Nordamerika in der fernen Zukunft: die Welt, wie wir sie kennen, existiert nicht mehr. Durch Naturkatastrophen und Kriege zerstört, ist aus den Trümmern Panem entstanden. Eine Welt, in der das Kapitol an der Macht ist und mit Argusaugen über zwölf Distrikte wacht. Um die einzelnen Distrikte stets aufs Neue an die Vergangenheit zu erinnern, in der zahlreiche Menschen während einer Rebellion getötet und der dreizehnte Bezirk zerstört wurde, finden jährlich die Hungerspiele statt. Vor laufenden Kameras müssen sich vierundzwanzig Tribute – zusammengestellt aus jeweils einem Mädchen und einem Jungen eines Distrikts – gegenseitig töten, bis nur noch einer von ihnen übrig bleibt. Dem Gewinner winkt dabei nicht nur das eigene Überleben, sondern ein (sorgenfreies) Leben im Luxus.

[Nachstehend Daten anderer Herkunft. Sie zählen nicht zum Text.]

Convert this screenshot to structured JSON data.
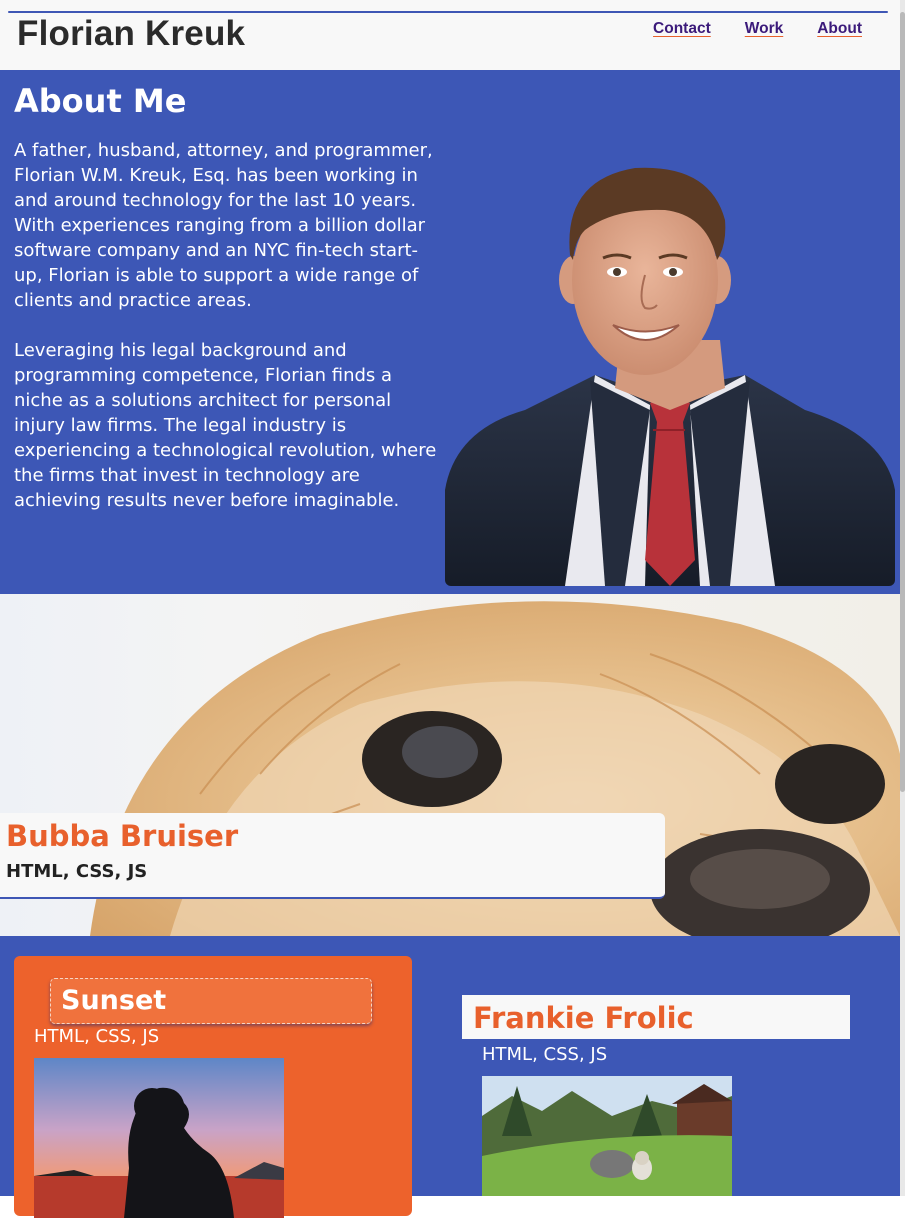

Als die sechszehnjährige Katniss mit ansehen muss, wie ihre kleine Schwester Prim per Losverfahren ausgewählt wird, fackelt sie nicht lange und meldet sich freiwillig. Lieber stirbt sie selbst, als miterleben zu müssen, wie ihre zartbesaitete Schwester ohne jegliche Chance zum Tode verurteilt wird. Schließlich ist Katniss eine erfahrene Jägerin und die Ernährerin ihrer vaterlosen Familie. Doch sie hat nicht mit dem männlichen Tribut Peeta gerechnet, der ihr einst in einer schweren Stunde das Leben rettete ... und den sie nun töten muss, wenn sie überleben will. Für Katniss beginnt ein "Spiel" um Leben und Tod, Freundschaft und Liebe, Misstrauen und Verrat.

Kritik

"Die Tribute von Panem. Tödliche Spiele" könnte man als Überraschungshit des Jahres 2009 unter den Jugend-Fantasyromanen bezeichnen – für Jung (bedingt) und Alt bestens geeignet. Tiefgründig, fesselnd und gefühlvoll erzählt Suzanne Collins eine Zukunftsgeschichte, die in ihrem Grundgerüst nicht wirklich neu ist, aber trotzdem auf besondere und verstörende Weise zu unterhalten weiß. Eigentlich ist es ziemlich schwierig, das Buch in nur ein Genre pressen zu wollen, denn es bedient eine breite Palette: von Fantasy über Science-Fiction, von Drama bis Romantik, findet man hier alles, was das Leserherz begehrt. Somit dürfte für jeden etwas dabei sein, inklusive schlafloser Nächte.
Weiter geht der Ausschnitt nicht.